Für Entsetzen hatten zuletzt Übergriffe auf reisende Fans gesorgt. So waren Gladbacher Anhänger in ihrem Bus von Ultras des 1. FC Köln angegriffen worden. Nach der Polizei-Razzia in den Räumen der „Wilden Horde 1996“ und in Wohnungen von 21 mutmaßlichen Mitgliedern kündigte der Erstligist auch langjährige bundesweite Stadionverbote gegen die Tatverdächtigen an, zudem sollen sie aus dem Verein ausgeschlossen werden. Bei den Durchsuchungen waren Sprengstoff, Drogen und Knüppel gefunden worden.
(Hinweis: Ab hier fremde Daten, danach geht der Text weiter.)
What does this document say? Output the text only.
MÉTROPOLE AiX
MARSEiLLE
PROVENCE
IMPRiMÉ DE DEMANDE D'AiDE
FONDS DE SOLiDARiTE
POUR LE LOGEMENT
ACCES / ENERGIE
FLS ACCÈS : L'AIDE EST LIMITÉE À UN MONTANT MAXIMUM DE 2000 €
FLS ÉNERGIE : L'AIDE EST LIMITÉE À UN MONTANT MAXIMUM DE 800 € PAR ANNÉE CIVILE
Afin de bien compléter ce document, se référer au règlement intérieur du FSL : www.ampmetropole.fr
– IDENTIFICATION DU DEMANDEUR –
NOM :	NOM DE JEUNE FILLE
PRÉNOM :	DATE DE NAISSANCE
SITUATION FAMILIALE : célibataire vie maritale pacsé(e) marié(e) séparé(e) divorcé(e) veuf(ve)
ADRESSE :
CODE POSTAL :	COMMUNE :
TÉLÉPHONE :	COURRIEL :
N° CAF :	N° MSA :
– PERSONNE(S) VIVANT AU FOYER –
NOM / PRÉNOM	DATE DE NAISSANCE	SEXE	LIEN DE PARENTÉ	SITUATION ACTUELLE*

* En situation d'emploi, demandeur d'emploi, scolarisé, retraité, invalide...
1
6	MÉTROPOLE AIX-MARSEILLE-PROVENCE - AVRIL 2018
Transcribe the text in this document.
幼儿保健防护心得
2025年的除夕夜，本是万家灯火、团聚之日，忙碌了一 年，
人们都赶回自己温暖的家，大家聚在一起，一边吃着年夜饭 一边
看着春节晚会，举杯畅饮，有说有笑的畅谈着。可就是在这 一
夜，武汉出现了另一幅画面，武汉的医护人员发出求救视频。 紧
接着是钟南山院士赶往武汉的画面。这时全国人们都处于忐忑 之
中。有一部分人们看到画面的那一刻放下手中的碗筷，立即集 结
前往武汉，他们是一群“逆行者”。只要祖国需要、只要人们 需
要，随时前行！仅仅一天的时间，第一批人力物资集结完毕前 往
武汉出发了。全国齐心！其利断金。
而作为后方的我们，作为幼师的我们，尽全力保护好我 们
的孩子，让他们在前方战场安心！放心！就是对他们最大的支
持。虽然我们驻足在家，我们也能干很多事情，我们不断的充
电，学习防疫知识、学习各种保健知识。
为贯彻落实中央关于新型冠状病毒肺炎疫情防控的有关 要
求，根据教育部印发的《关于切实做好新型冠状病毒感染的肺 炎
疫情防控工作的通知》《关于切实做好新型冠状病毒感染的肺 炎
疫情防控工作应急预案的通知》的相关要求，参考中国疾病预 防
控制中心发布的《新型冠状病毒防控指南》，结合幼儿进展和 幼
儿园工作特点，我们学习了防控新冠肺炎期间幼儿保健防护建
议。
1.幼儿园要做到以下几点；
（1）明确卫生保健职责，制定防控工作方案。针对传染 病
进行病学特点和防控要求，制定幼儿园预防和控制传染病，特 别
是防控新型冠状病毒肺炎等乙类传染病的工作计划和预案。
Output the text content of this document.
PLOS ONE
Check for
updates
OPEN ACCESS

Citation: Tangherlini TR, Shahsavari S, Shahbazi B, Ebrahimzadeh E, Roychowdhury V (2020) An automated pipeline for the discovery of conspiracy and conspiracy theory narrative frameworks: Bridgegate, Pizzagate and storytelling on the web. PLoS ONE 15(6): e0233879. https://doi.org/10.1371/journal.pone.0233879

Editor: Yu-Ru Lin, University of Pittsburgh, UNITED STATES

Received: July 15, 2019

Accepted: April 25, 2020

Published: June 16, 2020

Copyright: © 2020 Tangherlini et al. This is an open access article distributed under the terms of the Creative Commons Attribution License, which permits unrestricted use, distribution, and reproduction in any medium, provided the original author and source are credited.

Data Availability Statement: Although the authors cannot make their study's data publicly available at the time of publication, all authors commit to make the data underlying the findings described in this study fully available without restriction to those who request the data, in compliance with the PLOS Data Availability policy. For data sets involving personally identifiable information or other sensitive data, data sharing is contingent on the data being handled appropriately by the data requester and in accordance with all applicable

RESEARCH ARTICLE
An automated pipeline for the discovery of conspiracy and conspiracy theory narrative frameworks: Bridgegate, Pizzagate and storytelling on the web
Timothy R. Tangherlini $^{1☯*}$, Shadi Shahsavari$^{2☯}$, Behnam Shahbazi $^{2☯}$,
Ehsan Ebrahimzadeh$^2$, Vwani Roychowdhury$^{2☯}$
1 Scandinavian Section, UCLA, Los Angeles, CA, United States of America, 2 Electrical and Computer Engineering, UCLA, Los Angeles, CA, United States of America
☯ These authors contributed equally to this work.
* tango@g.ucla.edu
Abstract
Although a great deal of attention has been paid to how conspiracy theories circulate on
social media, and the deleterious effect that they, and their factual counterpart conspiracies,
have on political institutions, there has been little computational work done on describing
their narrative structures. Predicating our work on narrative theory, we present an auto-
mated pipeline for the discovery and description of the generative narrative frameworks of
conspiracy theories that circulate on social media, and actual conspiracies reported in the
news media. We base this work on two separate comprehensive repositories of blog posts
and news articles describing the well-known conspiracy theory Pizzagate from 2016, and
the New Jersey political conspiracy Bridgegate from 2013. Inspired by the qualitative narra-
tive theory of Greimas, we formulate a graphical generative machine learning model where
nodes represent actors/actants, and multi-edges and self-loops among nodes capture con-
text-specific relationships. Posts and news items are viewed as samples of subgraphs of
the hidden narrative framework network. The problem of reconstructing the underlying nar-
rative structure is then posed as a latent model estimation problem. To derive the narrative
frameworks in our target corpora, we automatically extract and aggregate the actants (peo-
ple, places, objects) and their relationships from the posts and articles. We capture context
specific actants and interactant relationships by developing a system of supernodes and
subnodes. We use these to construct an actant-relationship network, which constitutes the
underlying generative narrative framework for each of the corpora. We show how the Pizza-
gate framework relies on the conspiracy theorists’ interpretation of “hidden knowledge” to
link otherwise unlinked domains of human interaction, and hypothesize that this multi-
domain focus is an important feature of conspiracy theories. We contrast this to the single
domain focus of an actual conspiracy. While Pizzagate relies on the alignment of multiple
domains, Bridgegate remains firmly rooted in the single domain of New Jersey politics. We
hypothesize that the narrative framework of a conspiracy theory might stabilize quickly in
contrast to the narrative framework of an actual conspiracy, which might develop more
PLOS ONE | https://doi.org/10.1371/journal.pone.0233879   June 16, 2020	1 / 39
Nachahmungstäter hatten am vergangenen Wochenende in Rostock Fans von Eintracht Frankfurt mit Steinen und Flaschen beworfen und danach mit dem Auto verfolgt. „Diese Vorfälle sind völlig inakzeptabel, solche Taten müssen geächtet werden - auch in Fanszenen“, meinte DFB-Funktionär Große Lefert im Fachmagazin „Kicker“. „Da ist auch Zivilcourage eines jeden Einzelnen gefordert.“
Der Einfluss des Fußballs auf Reisewegen sei beschränkt, erklärte Große Lefert. „Hier sind Polizei und Justiz zuständig, die wir im Rahmen unserer Möglichkeiten unterstützen“, sagte er. Zuvor hatte bereits Liga-Präsident Reinhard Rauball mehr staatliche Unterstützung bei der Bewältigung des Gewaltproblems angemahnt.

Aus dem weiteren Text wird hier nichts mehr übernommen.